I think subreddits have the best potential for self-policing,” Kramer said. “Because they get really territorial about what they say they’re gonna be.”

The example of Wikipedia

Alex Howard, deputy director of the Sunlight Foundation, a Washington non-profit that advocates for government transparency, noted that such early social networks as bulletin-board systems and mailing lists had structural incentives to play nice: If you didn’t contribute, everybody would know soon enough.

One of the downsides of planetary-scale social platforms is that those incentives get blown up,” he said.

But one large site, Wikipedia, has been able to keep that sense of personal accountability through its self-government. “There’s traditions, there’s structures, there’s a community that’s involved and invested,” he said.

(Howard noted that Katherine Maher, the executive director of Wikipedia’s parent foundation, sits on Sunlight’s board.)

Beyond the public edit histories for every page on the crowd-sourced encyclopedia (see, for example, the log for Sunlight’s Wikipedia entry) and Wikipedia’s volunteer moderators who are themselves subject to the rules, Howard noted how Wikipedia deals with identity.

Instead of imposing a real-names policy like Facebook, Wikipedia’s accounts are pseudonymous but persistent and include a public log of contributions. “There’s identity which over time accretes authority,” he said.

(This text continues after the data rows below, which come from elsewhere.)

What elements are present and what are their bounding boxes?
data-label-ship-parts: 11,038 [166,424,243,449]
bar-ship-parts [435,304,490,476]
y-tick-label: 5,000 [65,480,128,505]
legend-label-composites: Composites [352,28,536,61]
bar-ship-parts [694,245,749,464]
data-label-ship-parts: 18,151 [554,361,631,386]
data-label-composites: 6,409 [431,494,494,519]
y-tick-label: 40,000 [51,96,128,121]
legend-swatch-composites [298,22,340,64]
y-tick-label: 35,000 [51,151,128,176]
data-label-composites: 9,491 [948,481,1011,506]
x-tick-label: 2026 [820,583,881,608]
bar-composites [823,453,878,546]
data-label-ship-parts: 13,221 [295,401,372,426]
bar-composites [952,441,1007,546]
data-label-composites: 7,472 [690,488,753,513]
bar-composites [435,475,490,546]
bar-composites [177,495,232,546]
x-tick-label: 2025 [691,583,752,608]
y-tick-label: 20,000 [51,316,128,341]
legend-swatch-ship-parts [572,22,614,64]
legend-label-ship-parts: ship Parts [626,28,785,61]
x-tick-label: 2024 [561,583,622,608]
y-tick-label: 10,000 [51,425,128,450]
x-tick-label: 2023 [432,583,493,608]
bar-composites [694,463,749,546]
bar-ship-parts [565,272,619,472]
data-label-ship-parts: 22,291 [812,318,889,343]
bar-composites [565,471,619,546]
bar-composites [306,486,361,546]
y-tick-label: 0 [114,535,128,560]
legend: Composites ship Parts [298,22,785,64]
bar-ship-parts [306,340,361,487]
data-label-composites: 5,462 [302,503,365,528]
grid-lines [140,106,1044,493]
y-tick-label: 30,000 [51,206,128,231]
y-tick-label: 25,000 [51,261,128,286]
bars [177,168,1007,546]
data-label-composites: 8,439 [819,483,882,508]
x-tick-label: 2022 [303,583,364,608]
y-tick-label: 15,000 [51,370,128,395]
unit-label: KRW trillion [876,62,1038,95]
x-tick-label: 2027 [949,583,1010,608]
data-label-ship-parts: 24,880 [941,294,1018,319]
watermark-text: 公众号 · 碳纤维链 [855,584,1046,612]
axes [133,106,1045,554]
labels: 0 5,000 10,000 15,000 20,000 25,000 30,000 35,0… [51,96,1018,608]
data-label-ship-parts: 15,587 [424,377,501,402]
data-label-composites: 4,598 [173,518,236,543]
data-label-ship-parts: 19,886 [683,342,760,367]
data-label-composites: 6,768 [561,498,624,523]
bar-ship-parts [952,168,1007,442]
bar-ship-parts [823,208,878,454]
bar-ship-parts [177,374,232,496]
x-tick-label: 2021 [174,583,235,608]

But do you want that sort of rating system on a Facebook or a Twitter (TWTR)?

I don’t think Americans are going to be comfortable with the social credit score that China’s going towards,” Howard said. In March, the government warned that it might yank the travel privileges of citizens with low scores.

Little tweaks can help

That doesn’t mean that a Facebook or a Twitter can’t tweak their systems to combat what we used to call “fake news” before President Trump began slapping that label on coverage he doesn’t like.

Kramer urged Twitter to add not an edit function but the ability to append a correction — unlike replying to your own tweet, this addition would always be visible, even when the tweet was embedded elsewhere.

Howard suggested that social networks be more aggressive in taking the microphone away from people who broadcast disinformation.

Another observer and critic of social media, Future Today Institute founder Amy Webb, called on Facebook to put more of its vaunted machine-learning work into fighting hoaxes.

There are ways to manage this algorithmically, but they’ve chosen not to,” she said.

But change also has to include you and me calling out phony news.

I don’t think we need better sites/apps as much as we need to improve ourselves,” Dan Gillmor, a professor at Arizona State University’s Walter Cronkite School of Journalism and Mass Communication, explained. “Since we’re all creators, too, we need to do that responsibly.”